Direktur Advokasi FPMG, Taufik Dunggio, menyebut bahwa insiden yang menimpa Harun bukanlah yang pertama. Dalam dua bulan terakhir, setidaknya telah terjadi dua kasus serupa yang menimpa aktivis mahasiswa dan pegiat LSM. Namun hingga kini, belum ada kejelasan mengenai siapa pelakunya.
“Peristiwa terbaru ini justru semakin menguatkan kesan bahwa Polda Gorontalo gagal dalam mencegah dan menindak aksi premanisme secara profesional dan tuntas,” ujarnya.
FPMG pun mendesak Kepala Kepolisian Republik Indonesia (Kapolri) untuk segera mengevaluasi kinerja Kapolda Gorontalo.
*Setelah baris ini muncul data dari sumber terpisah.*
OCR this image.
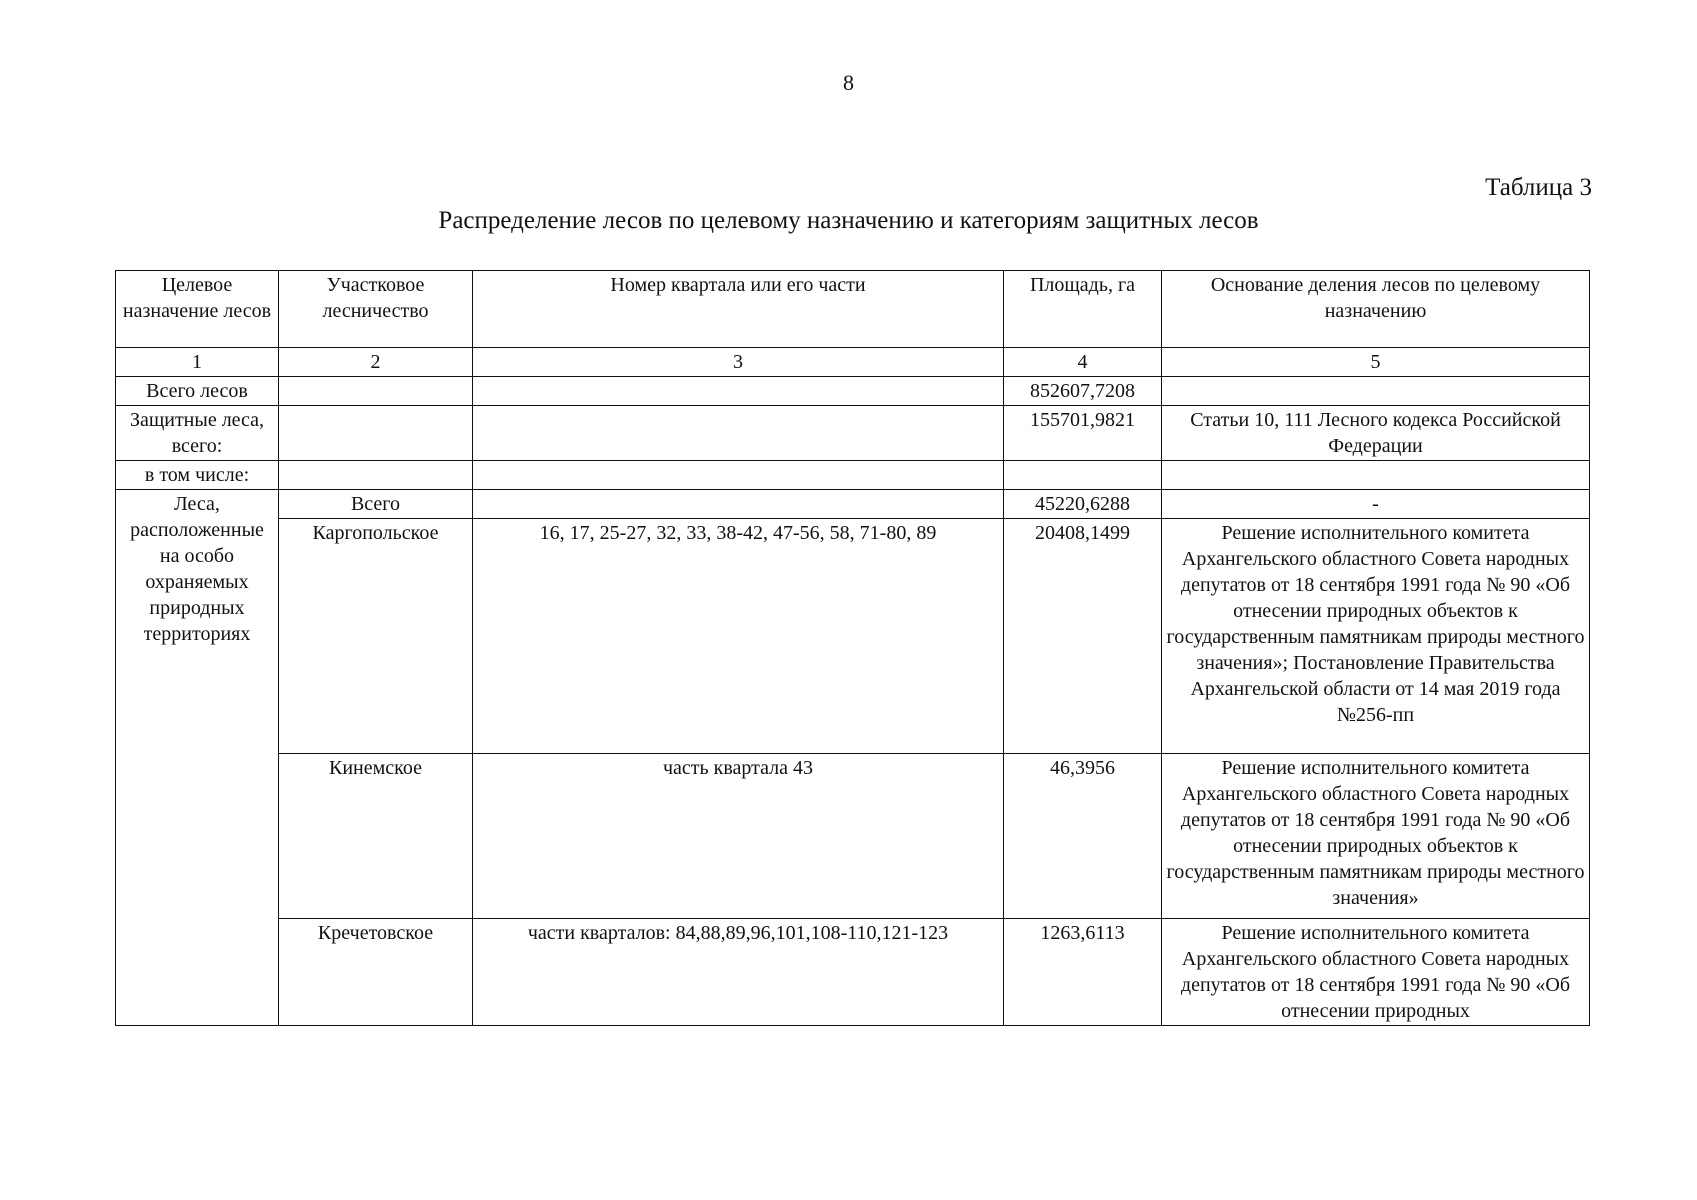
8
Таблица 3
Распределение лесов по целевому назначению и категориям защитных лесов
Целевое назначение лесов	Участковое лесничество	Номер квартала или его части	Площадь, га	Основание деления лесов по целевому назначению
1	2	3	4	5
Всего лесов			852607,7208	
Защитные леса, всего:			155701,9821	Статьи 10, 111 Лесного кодекса Российской Федерации
в том числе:				
Леса, расположенные на особо охраняемых природных территориях	Всего		45220,6288	-
	Каргопольское	16, 17, 25-27, 32, 33, 38-42, 47-56, 58, 71-80, 89	20408,1499	Решение исполнительного комитета Архангельского областного Совета народных депутатов от 18 сентября 1991 года № 90 «Об отнесении природных объектов к государственным памятникам природы местного значения»; Постановление Правительства Архангельской области от 14 мая 2019 года №256-пп
	Кинемское	часть квартала 43	46,3956	Решение исполнительного комитета Архангельского областного Совета народных депутатов от 18 сентября 1991 года № 90 «Об отнесении природных объектов к государственным памятникам природы местного значения»
	Кречетовское	части кварталов: 84,88,89,96,101,108-110,121-123	1263,6113	Решение исполнительного комитета Архангельского областного Совета народных депутатов от 18 сентября 1991 года № 90 «Об отнесении природных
Bila terbukti tidak mampu menjalankan tugas dan tanggung jawab institusional, maka pencopotan jabatan Kapolda dianggap sebagai langkah yang tepat demi menjaga marwah dan integritas Polri.
“Kinerja Kapolda sangat lemah, baik dalam langkah preventif maupun penegakan hukum. Sistem deteksi dini melalui intelijen tampaknya tidak berjalan optimal. Hal ini menimbulkan pertanyaan besar terhadap kapasitas serta komitmen Polda Gorontalo dalam menjamin keamanan dan kebebasan berekspresi warga,” tambah Taufik.
FPMG juga mencurigai adanya unsur pembiaran sistematis dalam kasus-kasus kekerasan terhadap aktivis. Mantan Ketua PMII Cabang Pohuwato bahkan menyebut bahwa jika dugaan ini benar, maka hal tersebut merupakan bentuk baru dari upaya pembungkaman terhadap demokrasi di Gorontalo.
“Jika Polda Gorontalo lebih mementingkan citra institusi daripada keselamatan warganya, maka ini adalah pelanggaran serius terhadap konstitusi dan prinsip negara hukum. Kepolisian seharusnya menjadi pelindung, bukan pembiar,” tegasnya.
Sebagai bentuk keseriusan, FPMG akan melaporkan persoalan ini ke Markas Besar Polri dan Komisi Nasional Hak Asasi Manusia (KOMNAS HAM) untuk mendorong dilakukannya investigasi menyeluruh serta penanganan yang berpihak pada keadilan dan hak asasi manusia.
“Kami menuntut Kapolri untuk segera mencopot Kapolda Gorontalo. Sosok yang gagal menciptakan rasa aman, abai terhadap hak-hak sipil, dan tidak mampu menyelesaikan persoalan hukum, tidak layak memimpin institusi kepolisian di wilayah mana pun, apalagi di Gorontalo yang tengah mengalami krisis demokrasi,” tutup Taufik Dunggio.